As the supply side actions are lending upside price support, a meeting between U.S. and Chinese officials in Beijing Monday, Jan. 7, and Tuesday, Jan. 8, grows the chance of a negotiated settlement between the world's top two economies over their trade disagreements. Tariffs imposed on each country's imports have had a detrimental effect on world growth expectations, and slowed China's economy, with manufacturing slipping into contraction in December. The two countries reached a 90-day truce in their trade dispute on Dec. 1.

Equities rallied on news of the Beijing meeting, with gains accelerating following a morning speech by Federal Reserve Chairman Jerome Powell that suggested the central bank will take a cautious approach in its monetary tightening policy. In December, the Fed hiked the federal funds rate 25 points to 2.5%, with Powell in a follow up news conference last month suggesting the Fed would plod on with its plans hike the key baseline borrowing rate this year, unnerving investors.

The Dow Jones Industrial Average was up more than 700 points, or 3.3%, in late trading, with the S&P 500 Index advancing more than 80 points or 3.4%.

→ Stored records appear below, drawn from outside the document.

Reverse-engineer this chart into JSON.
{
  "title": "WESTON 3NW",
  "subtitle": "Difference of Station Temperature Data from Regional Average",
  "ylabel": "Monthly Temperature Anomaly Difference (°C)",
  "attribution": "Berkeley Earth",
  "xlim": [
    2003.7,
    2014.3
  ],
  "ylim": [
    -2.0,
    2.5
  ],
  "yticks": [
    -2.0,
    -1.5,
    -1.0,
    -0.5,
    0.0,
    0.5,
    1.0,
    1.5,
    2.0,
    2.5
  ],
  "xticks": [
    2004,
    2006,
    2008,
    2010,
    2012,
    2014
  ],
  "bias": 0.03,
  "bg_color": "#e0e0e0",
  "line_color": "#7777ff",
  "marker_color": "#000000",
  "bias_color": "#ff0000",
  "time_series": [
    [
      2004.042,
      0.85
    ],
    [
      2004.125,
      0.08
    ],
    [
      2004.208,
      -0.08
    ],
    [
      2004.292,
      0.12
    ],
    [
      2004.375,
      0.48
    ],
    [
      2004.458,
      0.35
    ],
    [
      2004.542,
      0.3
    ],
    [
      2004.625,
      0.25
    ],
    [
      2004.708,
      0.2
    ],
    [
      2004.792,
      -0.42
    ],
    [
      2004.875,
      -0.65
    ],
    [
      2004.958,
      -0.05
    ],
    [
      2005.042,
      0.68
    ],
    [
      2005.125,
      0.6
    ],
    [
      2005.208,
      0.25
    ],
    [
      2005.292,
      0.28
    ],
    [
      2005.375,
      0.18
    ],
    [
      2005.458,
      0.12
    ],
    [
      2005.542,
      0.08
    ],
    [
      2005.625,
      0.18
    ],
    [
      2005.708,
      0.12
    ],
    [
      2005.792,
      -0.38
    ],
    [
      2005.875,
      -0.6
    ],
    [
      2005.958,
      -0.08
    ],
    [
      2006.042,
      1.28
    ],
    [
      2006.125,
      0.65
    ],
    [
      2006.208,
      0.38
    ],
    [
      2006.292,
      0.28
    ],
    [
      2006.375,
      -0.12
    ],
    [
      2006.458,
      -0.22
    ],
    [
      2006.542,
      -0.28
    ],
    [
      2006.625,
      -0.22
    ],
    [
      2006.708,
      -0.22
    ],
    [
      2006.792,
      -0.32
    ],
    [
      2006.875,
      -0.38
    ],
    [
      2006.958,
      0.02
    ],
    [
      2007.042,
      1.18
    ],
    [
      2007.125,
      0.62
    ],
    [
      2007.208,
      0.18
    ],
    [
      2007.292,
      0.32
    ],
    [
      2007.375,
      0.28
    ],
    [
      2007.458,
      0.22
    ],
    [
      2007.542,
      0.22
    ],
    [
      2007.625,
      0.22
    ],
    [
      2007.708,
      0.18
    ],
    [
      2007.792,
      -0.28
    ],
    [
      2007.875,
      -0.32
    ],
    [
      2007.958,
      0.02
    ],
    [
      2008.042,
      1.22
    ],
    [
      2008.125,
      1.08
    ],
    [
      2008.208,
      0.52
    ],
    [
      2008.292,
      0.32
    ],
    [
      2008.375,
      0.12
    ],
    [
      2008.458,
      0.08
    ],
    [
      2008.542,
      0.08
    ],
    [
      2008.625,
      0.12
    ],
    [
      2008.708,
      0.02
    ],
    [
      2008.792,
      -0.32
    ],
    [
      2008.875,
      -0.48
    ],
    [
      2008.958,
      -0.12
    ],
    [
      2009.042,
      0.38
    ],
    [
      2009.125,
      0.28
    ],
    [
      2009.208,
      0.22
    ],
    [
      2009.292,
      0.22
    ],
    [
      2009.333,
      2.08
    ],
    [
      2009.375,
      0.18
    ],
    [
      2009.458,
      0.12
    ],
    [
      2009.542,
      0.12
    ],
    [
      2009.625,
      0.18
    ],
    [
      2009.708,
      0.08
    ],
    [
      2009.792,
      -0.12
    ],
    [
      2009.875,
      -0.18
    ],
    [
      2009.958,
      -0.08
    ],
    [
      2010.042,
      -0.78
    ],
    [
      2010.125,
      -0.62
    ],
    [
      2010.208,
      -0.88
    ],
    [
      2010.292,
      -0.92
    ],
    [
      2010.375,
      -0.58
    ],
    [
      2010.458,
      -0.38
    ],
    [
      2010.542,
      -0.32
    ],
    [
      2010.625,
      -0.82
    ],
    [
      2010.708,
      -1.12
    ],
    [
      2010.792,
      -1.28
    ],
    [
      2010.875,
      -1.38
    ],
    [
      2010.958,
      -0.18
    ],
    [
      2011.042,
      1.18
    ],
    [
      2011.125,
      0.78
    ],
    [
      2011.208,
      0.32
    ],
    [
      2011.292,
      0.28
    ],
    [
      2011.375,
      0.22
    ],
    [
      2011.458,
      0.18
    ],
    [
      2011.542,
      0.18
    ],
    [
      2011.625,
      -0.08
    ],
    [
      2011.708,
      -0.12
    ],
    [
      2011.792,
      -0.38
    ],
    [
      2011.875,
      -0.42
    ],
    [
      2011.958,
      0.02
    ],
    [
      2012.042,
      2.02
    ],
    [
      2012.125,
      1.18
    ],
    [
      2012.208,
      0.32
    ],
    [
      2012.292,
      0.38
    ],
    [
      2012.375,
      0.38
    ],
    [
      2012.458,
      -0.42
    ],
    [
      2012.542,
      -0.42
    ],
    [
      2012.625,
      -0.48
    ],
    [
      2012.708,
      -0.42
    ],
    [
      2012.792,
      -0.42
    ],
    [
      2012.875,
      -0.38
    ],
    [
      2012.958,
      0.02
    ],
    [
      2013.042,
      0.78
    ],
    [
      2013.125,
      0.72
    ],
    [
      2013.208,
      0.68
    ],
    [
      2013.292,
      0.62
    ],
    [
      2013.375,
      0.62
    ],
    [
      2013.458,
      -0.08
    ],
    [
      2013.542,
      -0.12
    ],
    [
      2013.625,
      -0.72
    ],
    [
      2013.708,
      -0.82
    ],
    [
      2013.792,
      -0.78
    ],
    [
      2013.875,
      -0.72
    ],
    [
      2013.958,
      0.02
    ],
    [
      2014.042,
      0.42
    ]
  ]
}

Traders mostly looked past bearish statistics for U.S. oil supply for the week ended Dec. 28 released late morning by the Energy Information Administration. Oil products inventories surged as demand plunged, with the data effected by the holiday.

Implied distillate demand tumbled 1.039 million bpd to a 3.203 million bpd one-year low, with business closures during the Christmas week likely effecting the total. In the United States, diesel demand is primarily used in commercial and industrial sectors.

Gasoline supplied to market also sunk to a one-year low, sliding 726,000 bpd to 8.623 million bpd. Ahead of holidays, wholesalers typically forward position supply.

NYMEX February WTI futures settled up $0.87 at $47.96 bbl.

"Keep an eye out for $50 a barrel, this is a critical level that once we break through a new trend could be starting to the upside," said Phillip Streible, senior market strategist with RJO Futures in a note to clients.

ICE March Brent settled up $1.11 at $57.06 per barrel (bbl), widening its premium to WTI futures for a second session to a better-than-two-week high at $9.10 bbl.

NYMEX February ULSD futures settled up 2.72 cents at $1.7692 gallon, backing off a better-than-two-week spot high at $1.8035 traded ahead of the late-morning EIA report. NYMEX February RBOB futures settled down 0.17 cent at $1.3478 gallon, reversing off a $1.3981 two-week spot high.